О, эти ночные бдения в операторской (особенно любил я дежурить по ночам) перед картой земного шара размером в четверть футбольного поля. Тут и там на розовых экранах — они вмонтированы в карту — энергоисточники: атомные, тепловые и прочие станции в Канаде, Индии, Бразилии, везде, вплоть до Антарктиды. Зеркала гелеоустановок в пустынях, тысячи ветряков строго вдоль «розы ветров». А на зеленых экранах — потребители энергии: города, космодромы, подводные поселения. Тень ночи накатывалась на один материк, дуга небесного света поступала к другому. Мы осуществляли переброс энергии в планетарном масштабе. «Протей», как вы знаете, сам принимал решения, дело операторов — контролировать некоторые из них. Я спрашивал «Протея» о том или ином его действии — и он сразу отвечал своим низким голосом. Порою и он задавал мне вопросы, но тут, чаще всего, приходилось думать над ответом — далеко нашим умишкам до возможностей самоорганизующихся систем. Мы настолько притерлись друг к другу, что понимали любую ситуацию с намека, с полуслова. По крайней мере, так мне всегда казалось.

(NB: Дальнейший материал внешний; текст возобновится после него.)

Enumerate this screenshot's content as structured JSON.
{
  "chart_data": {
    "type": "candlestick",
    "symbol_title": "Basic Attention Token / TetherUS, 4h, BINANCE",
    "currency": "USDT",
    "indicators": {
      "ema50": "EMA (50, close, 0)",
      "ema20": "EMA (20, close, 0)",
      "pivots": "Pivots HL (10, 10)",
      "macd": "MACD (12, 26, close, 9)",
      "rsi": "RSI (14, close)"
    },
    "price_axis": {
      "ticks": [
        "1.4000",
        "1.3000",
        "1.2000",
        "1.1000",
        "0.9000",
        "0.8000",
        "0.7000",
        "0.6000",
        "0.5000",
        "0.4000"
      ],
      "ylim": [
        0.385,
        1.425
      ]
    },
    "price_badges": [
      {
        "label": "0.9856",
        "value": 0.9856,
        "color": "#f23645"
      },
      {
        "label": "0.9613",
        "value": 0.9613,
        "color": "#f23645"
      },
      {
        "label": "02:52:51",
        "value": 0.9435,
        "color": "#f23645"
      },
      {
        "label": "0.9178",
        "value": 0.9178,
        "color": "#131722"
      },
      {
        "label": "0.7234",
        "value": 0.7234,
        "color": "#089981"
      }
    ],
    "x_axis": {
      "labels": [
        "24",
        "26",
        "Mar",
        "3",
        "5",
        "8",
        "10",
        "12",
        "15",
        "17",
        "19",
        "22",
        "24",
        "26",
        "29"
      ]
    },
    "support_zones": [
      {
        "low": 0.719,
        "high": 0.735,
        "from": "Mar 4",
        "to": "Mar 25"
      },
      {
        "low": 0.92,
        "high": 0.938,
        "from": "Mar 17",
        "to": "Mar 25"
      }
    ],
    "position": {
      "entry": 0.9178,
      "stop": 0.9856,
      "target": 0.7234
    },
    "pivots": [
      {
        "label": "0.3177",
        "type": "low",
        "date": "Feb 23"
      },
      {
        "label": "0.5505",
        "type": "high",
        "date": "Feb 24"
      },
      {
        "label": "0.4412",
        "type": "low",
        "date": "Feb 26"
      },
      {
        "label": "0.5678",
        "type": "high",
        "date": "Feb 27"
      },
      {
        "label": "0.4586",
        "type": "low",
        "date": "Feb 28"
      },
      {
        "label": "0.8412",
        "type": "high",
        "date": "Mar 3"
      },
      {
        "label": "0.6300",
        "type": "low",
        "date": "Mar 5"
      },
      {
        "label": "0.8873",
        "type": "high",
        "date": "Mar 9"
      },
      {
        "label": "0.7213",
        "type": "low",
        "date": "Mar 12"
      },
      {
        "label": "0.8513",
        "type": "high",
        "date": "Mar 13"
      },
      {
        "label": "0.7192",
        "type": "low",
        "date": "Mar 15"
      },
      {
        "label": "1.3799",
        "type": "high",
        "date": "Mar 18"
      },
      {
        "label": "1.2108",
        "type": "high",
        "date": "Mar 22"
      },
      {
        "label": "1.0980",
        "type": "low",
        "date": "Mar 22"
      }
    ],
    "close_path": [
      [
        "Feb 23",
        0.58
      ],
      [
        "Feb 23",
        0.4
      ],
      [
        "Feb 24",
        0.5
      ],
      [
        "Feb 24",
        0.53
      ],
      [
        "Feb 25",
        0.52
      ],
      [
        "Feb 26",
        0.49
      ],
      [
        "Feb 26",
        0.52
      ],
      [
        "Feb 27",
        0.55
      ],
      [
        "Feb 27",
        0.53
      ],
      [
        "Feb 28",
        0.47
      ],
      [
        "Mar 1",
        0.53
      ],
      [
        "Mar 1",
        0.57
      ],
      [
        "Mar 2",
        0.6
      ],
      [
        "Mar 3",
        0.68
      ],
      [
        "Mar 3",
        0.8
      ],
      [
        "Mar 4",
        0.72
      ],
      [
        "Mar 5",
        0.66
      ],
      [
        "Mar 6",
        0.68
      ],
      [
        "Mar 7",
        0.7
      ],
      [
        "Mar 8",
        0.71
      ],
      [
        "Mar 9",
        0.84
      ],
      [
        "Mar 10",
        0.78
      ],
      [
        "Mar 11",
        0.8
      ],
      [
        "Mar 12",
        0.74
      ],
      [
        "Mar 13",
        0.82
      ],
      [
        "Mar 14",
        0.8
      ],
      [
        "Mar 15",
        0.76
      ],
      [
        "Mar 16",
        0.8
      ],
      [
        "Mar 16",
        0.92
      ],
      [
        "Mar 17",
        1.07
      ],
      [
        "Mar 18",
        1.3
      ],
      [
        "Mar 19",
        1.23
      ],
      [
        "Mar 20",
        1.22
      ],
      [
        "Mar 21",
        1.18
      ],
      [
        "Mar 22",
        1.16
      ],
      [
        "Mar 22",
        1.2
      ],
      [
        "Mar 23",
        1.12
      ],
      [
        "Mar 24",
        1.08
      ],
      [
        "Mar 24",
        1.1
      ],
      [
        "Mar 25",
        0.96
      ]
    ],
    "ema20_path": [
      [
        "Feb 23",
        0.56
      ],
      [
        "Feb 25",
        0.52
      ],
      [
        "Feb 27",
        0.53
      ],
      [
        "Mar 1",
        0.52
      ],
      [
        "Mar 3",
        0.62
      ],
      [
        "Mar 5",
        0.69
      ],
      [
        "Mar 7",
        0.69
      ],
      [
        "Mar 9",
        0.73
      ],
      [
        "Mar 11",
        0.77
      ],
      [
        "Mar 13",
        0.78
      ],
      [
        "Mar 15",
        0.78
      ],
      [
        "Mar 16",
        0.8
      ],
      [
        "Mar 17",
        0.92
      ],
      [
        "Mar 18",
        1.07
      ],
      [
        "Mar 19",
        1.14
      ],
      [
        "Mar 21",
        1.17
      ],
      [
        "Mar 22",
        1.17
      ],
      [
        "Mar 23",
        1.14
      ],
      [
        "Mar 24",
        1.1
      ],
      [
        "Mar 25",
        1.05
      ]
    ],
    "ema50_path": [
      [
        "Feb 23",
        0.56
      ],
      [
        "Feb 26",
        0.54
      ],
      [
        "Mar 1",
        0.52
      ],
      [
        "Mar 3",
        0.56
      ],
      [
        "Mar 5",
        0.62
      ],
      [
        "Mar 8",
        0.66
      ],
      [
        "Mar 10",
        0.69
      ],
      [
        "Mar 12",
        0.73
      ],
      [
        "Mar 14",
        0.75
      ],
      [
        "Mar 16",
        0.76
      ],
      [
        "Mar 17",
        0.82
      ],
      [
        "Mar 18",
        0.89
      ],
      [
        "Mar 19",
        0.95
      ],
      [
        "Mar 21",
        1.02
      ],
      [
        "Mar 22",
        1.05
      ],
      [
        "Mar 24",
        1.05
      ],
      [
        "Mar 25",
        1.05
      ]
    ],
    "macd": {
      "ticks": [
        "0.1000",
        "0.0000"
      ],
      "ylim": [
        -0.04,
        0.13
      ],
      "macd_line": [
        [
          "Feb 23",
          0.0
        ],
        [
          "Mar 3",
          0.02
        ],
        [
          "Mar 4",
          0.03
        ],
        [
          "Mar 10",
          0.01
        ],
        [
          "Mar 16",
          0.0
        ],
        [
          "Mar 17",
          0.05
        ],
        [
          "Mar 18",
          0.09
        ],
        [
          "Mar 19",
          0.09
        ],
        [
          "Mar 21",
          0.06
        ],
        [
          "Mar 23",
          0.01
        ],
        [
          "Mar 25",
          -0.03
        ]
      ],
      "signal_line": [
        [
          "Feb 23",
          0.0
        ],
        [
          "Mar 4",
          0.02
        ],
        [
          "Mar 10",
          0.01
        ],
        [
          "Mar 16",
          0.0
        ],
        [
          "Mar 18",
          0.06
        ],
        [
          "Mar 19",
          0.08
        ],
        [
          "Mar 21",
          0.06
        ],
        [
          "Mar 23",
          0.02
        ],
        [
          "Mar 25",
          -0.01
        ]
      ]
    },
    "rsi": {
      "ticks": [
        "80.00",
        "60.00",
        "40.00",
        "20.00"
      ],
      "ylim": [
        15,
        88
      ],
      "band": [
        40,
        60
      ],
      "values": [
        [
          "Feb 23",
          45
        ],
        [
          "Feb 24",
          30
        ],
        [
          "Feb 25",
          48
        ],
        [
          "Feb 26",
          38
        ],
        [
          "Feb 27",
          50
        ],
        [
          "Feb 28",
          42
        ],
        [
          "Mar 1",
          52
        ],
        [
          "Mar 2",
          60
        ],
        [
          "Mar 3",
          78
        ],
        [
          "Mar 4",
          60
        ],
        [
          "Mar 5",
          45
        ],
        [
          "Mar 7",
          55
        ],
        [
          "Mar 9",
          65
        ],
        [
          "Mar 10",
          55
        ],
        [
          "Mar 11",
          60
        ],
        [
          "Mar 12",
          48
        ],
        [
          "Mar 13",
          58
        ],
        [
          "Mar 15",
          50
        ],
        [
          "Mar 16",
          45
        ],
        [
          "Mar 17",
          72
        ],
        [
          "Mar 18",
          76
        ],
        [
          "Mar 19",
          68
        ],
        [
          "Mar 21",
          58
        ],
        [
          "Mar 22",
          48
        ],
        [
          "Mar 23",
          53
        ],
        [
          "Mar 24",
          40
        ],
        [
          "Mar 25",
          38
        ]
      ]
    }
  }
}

— А после «Большого затемнения» уже не кажется? — спросил я, посмотрев на часы.

— Зря вы нажимаете на эпитет «большой», — с обидою в голосе ответил он. — Ну погрузилась Австралия во тьму на три минуты с чем-то, ну в Аргентине десяток заводов остановился, поезда на правом крыле Транссибирской магистрали…

— Ну сто семьдесят девять людишек разных национальностей отдало концы, — нарочито меланхолично продолжил я.

— Понимаю вашу иронию, — опечалился Емельян. — Однако почему-то ваш Сенат не задумался над таким совпадением: все сто семьдесят девять, оказывается, были неизлечимо больны — СПИД, рак, ТРЭНС и так далее.

— Сенат, возможно, и задумался, иначе вы не гуляли бы по столь роскошному саду. Полагаете, «Протей» умудрился выбрать в жертву одних неизлечимых? Однако по человеческой логике…

И здесь опрашиваемый впервые меня перебил.

— «Протей» — явление надчеловеческое! — воскликнул он. — И потом, почему вы не спросите, ради чего пошел он на так называемое затемнение?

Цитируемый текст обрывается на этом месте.